Wszystko wskazuje na to, że rząd Zjednoczonej Prawicy dostosuje się do wyroku Trybunału Sprawiedliwości Unii Europejskiej w sprawie zmian w Sądzie Najwyższym. Jak dowiedziała się "Rzeczpospolita", w rządzie powstają jednak trzy warianty rozwiązania sprawy.
Jeden projekt powstaje w Ministerstwie Sprawiedliwości. Prace nad drugim trwają w Kancelarii Premiera. Trzeci ma zaprezentować wicepremier Jarosław Gowin. Jak wynika z informacji gazety, Jarosław Kaczyński, który będzie ostateczną instancją decydującą o sposobie rozwiązania tej kwestii, chce skorzystać z wariantu "a'la IPN" – czyli ustąpić i ogłosić sukces. Ostateczna decyzja ma zapaść po wynikach drugiej tury wyborów samorządowych.
Swoje trzy grosze chce dorzucić także prezydent Andrzej Duda. Prezydent nie chce, aby proces przywrócenia sędziów do stanu czynnego wiązał się z dodatkowymi procedurami przed KRS.
Dodajmy, że wybranie przez prezesa PiS projektu, który nie powstaje w Ministerstwie Sprawiedliwości, oznaczałoby, że walka z ministrem Ziobrą przybiera na sile.
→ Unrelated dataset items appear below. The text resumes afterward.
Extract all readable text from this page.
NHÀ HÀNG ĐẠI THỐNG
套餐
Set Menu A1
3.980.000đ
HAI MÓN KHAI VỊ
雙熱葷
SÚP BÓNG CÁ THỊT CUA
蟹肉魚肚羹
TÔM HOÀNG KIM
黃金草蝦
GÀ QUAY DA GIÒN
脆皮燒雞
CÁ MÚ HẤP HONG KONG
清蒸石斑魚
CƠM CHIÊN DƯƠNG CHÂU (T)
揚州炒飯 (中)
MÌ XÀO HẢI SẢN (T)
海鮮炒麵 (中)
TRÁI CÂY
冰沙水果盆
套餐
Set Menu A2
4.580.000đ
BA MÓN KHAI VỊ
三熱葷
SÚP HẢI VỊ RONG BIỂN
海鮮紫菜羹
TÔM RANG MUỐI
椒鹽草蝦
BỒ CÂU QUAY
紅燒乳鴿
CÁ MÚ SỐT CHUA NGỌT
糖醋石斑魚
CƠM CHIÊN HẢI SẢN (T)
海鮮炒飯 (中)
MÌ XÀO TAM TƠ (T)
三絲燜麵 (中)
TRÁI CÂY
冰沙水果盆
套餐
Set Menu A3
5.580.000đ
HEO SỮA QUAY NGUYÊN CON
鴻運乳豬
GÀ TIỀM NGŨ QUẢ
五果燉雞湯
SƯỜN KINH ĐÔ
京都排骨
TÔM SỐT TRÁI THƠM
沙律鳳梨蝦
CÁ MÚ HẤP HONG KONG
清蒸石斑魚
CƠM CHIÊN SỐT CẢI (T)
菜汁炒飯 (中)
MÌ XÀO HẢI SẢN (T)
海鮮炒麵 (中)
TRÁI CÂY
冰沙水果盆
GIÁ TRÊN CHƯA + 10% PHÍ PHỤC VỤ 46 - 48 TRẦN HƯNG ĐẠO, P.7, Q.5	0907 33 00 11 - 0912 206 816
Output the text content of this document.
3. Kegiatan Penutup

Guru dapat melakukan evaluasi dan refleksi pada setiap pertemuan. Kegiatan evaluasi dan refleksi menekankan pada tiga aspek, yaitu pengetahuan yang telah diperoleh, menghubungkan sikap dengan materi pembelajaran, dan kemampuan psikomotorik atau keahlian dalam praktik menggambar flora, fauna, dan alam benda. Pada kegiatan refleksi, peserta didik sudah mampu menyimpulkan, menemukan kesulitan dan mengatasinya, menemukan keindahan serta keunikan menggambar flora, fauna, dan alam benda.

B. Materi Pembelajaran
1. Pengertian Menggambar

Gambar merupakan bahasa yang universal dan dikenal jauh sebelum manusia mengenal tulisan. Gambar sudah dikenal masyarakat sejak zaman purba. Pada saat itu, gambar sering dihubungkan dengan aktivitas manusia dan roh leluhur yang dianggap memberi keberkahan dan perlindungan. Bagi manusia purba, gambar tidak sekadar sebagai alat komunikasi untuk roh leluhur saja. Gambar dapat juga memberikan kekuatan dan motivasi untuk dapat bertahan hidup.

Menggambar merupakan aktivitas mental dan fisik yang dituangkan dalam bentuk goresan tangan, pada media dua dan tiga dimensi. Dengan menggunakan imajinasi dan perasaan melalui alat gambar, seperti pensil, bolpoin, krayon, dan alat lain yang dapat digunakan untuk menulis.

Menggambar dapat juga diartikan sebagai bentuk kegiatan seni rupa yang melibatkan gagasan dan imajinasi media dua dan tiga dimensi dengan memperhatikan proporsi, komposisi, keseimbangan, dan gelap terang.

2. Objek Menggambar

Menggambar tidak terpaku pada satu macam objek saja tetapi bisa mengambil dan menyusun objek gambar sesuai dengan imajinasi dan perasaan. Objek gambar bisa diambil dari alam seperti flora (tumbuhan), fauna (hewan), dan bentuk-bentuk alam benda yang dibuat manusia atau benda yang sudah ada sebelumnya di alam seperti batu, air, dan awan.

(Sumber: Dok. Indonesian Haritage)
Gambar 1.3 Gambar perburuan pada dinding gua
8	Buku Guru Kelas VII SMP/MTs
To jego wniosek do TK w sprawie stwierdzenia niezgodności zapisów Traktatu Lizbońskiego z polską ustawą zasadniczą jest postrzegany jako jeden z przyczyn porażki PiS-u w dużych miastach i narracji opozycji o polexicie. A ta szkodzi partii przed zbliżającymi się wyborami do Europarlamentu.